Sen, dil dökeceksin, edebilsem diye heyhat,
Karşındaki yâranla bir ay sonra mülâkat.
Beyhûde o diller, o nefesler, o emekler,
Yâran seni terk etmiyecek, gitmiyecekler.
Ey san´ate zincir düşünen çâri-i evhâm!
Hasret misin ilhâma, evet, al sana ilhâm:
En seçme zebânîleri karşında cahîmin,
Boy boy gezedursun, kimi kâfir, kimi mü´min,
Döndükçe nazarlar sana şimşek gibi çaksın,
Kurtul görelim, şimdi, nasıl kurtulacaksın!
Feryâdına kimdir koşacak? Kim, kimi dinler,
"Burhan" diye inlerken ufuklarla zeminler,
İlvân-ı safânın kimi medyun, kimi müflis;
Gökkubbenin altında ne tek his, ne de mûnis!

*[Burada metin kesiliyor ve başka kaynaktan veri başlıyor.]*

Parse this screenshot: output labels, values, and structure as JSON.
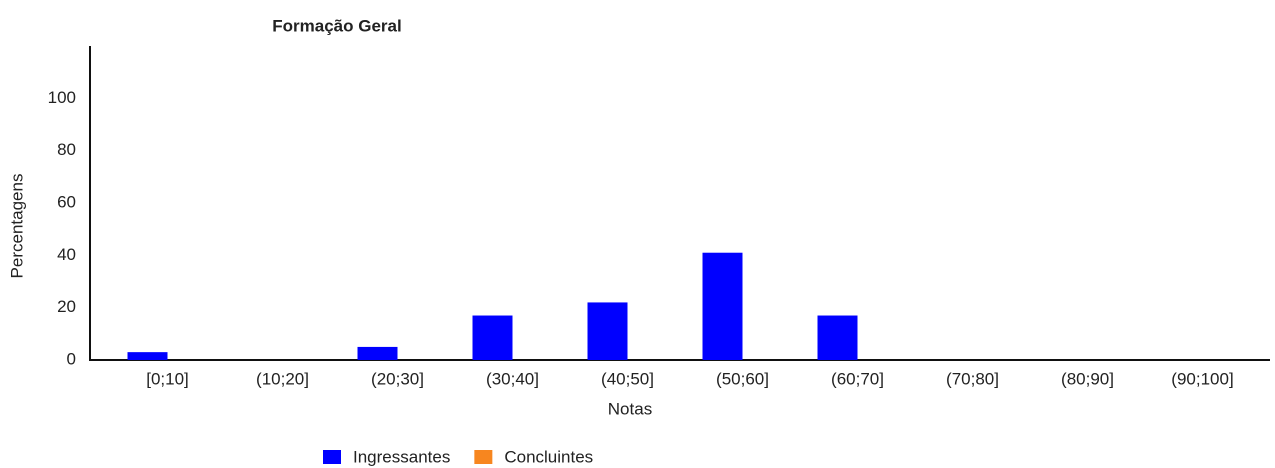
{
  "chart_data": {
    "type": "bar",
    "title": "Formação Geral",
    "x_label": "Notas",
    "y_label": "Percentagens",
    "categories": [
      "[0;10]",
      "(10;20]",
      "(20;30]",
      "(30;40]",
      "(40;50]",
      "(50;60]",
      "(60;70]",
      "(70;80]",
      "(80;90]",
      "(90;100]"
    ],
    "series": [
      {
        "name": "Ingressantes",
        "color": "#0000ff",
        "values": [
          3,
          0,
          5,
          17,
          22,
          41,
          17,
          0,
          0,
          0
        ]
      },
      {
        "name": "Concluintes",
        "color": "#f7861f",
        "values": [
          0,
          0,
          0,
          0,
          0,
          0,
          0,
          0,
          0,
          0
        ]
      }
    ],
    "ylim": [
      0,
      120
    ],
    "yticks": [
      0,
      20,
      40,
      60,
      80,
      100
    ],
    "grid": false
  }
}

Bir tane Paşa´m var, o da gördün ya, pamuklar
Düşkün diye, gitmiş, Yakacık´larda uyuklar!
Hâmiş:
Ey bâd-i sabâ, öyle değil sen beni dinle:
Son cümleyi yazdınsa, çizip kendi elinle,
Hâmiş de kenar bir yere çelş söyliyeyim yaz:
Elbet Paşa´mın nüsha-i sânîsi bulunmaz.
Tek nüsha çıkarmış, çıkarırken onu hilkat;
Tezhîbi de, tehzîbi de bambaşka hakîkat.
Şîrâzesi din, dîni salâbetle mücehhez;
Servetçe düşer, belki, fakat kendisi düşmez.